1. That the report did not mention the failure by the Privatisation Unit/NICIL to account for hundreds of millions of dollars, a fundamental breach of the constitution that ranks and rankles with the infamous Lotto Funds;

2. $6.513 billion advanced from the Dependants Pension Fund Deposit Fund at December 31, 2006 not being substantiated while the old Consolidated Fund bank account NO 400 had not been reconciled since 1988;

3. The failure by the Audit Office to report on the financial statements of entities in which the Government has a controlling interest;

4. Non-reporting of the hundreds of millions of flood funds which Mr Sharma had promised more than three years ago;

5. No report on concessions granted under the Investment Act, 2004, including the illegal concessions granted to Queens Atlantic Investment Inc, the saga of 2008;

6. No audit report on World Cup Cricket even as another cricket spending spree is planned next year.

The Guyanese public is accustomed to being misled by fancy-sounding but uninformed statements by public officials, some of which confuse even lawyers of the main opposition parties.
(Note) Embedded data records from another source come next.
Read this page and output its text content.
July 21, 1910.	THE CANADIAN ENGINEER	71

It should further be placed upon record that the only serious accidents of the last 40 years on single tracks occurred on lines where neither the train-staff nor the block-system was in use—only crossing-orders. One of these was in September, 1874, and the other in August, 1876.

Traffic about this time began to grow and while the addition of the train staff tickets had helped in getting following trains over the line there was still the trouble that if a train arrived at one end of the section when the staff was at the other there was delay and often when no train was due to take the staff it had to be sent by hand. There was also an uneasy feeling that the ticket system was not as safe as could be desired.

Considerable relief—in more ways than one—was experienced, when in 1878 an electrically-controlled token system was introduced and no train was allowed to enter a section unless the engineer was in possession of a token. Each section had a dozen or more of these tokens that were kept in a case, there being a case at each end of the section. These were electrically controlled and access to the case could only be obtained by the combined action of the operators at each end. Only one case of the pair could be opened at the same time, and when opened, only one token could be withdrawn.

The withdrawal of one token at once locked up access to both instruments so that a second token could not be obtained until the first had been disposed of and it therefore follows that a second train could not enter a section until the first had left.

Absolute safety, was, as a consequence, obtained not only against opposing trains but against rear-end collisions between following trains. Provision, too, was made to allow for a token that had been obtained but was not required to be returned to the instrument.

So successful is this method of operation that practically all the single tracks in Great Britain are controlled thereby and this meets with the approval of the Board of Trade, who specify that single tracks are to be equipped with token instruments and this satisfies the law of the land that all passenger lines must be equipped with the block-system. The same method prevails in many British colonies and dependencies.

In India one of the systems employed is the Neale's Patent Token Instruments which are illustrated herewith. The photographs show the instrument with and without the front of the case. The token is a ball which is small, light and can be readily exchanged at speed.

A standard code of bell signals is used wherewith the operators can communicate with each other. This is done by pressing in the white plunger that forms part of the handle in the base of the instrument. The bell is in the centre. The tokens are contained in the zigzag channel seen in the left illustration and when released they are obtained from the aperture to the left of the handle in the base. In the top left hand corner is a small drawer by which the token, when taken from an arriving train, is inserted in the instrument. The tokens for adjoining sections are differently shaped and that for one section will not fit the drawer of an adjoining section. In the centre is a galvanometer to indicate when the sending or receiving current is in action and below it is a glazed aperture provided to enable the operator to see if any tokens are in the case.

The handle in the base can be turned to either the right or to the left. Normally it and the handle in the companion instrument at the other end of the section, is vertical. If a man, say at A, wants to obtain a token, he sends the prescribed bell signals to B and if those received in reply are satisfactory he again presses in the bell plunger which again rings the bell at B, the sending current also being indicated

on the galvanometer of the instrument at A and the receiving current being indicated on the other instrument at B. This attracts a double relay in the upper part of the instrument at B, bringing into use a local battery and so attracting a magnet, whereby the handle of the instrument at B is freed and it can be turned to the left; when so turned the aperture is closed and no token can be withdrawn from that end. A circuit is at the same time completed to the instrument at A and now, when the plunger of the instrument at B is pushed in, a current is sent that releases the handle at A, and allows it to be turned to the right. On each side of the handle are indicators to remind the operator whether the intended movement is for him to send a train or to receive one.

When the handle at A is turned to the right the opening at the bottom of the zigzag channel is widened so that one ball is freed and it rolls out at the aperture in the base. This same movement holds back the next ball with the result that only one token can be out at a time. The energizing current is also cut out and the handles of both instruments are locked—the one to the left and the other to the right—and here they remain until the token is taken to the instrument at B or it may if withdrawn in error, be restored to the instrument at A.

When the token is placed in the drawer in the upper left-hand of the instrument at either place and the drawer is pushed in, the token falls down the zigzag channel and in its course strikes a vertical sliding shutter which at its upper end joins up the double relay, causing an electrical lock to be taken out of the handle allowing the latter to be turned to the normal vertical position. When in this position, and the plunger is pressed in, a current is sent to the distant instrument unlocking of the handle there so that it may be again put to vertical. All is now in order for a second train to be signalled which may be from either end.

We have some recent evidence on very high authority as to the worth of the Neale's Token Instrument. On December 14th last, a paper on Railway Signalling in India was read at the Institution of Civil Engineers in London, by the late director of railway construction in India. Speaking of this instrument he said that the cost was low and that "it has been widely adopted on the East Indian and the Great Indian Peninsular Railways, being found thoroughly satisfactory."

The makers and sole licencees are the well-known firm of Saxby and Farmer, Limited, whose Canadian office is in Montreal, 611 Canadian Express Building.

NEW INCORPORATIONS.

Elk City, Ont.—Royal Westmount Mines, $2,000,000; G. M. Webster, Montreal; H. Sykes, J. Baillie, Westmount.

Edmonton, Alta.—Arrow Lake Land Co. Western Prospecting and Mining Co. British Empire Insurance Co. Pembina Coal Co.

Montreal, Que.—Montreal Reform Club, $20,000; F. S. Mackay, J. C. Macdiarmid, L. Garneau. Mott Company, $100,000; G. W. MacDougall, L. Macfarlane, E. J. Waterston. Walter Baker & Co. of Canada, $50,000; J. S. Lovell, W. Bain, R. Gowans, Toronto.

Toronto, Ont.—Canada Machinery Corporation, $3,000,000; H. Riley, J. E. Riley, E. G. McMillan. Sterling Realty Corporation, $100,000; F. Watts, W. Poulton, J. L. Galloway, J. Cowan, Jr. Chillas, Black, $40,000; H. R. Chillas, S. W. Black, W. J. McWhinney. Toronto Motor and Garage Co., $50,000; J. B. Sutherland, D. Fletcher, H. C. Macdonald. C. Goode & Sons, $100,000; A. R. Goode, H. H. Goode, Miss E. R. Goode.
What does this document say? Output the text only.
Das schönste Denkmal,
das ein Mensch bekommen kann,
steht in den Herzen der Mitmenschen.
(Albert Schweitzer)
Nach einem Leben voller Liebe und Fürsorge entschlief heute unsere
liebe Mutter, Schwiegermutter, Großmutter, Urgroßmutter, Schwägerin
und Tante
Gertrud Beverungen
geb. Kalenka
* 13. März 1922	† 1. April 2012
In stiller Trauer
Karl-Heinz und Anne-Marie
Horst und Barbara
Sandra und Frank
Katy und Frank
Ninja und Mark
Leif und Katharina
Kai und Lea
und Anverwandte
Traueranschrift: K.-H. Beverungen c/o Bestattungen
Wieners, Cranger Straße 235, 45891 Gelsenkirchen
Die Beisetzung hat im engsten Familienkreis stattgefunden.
The statement about forensic audit falls in that category when looked at against the quality of work referred to above and the persistent failure by the Audit Office to carry out its mandate. Mr Sharma it seems prefers to dabble in matters improperly referred to him by the President while neglecting his constitutional and statutory responsibilities such as his report for 2007 on the public accounts, already overdue by several months, and any value-for-money audits.

The Minister of Finance is a former Deputy Auditor General who served under Mr Goolsarran, and the government must therefore be aware of the several professional and personnel limitations of the Audit Office and those who control it. But since the government transacts business involving billions of dollars, often outside the norms of proper accounting, the constitution and the Financial Management and Audit Act, it is unlikely that it would like strong and independent oversight of such spending. So, really it is convenient for the government to have someone like Mr Sharma heading the Audit Office. In addition, the wife of the Senior Minister of Finance is employed as the only professionally qualified accountant in the Audit Office. By definition she is not independent and it is absolutely incompatible for her to be in the Audit Office while her husband is Minister of Finance.

To allow such serious farce in the Audit Office in my view shows contempt for the people of our bleeding country. All the talk of forensic audit is meaningless. On top of all of this, the parliamentary oversight body, the Public Accounts Committee seems completely out of its depth. Do Guyanese really deserve this?

I will deal with the President’s uninformed and misguided call for “MP’s to declare assets within two weeks or face the courts” in later correspondence.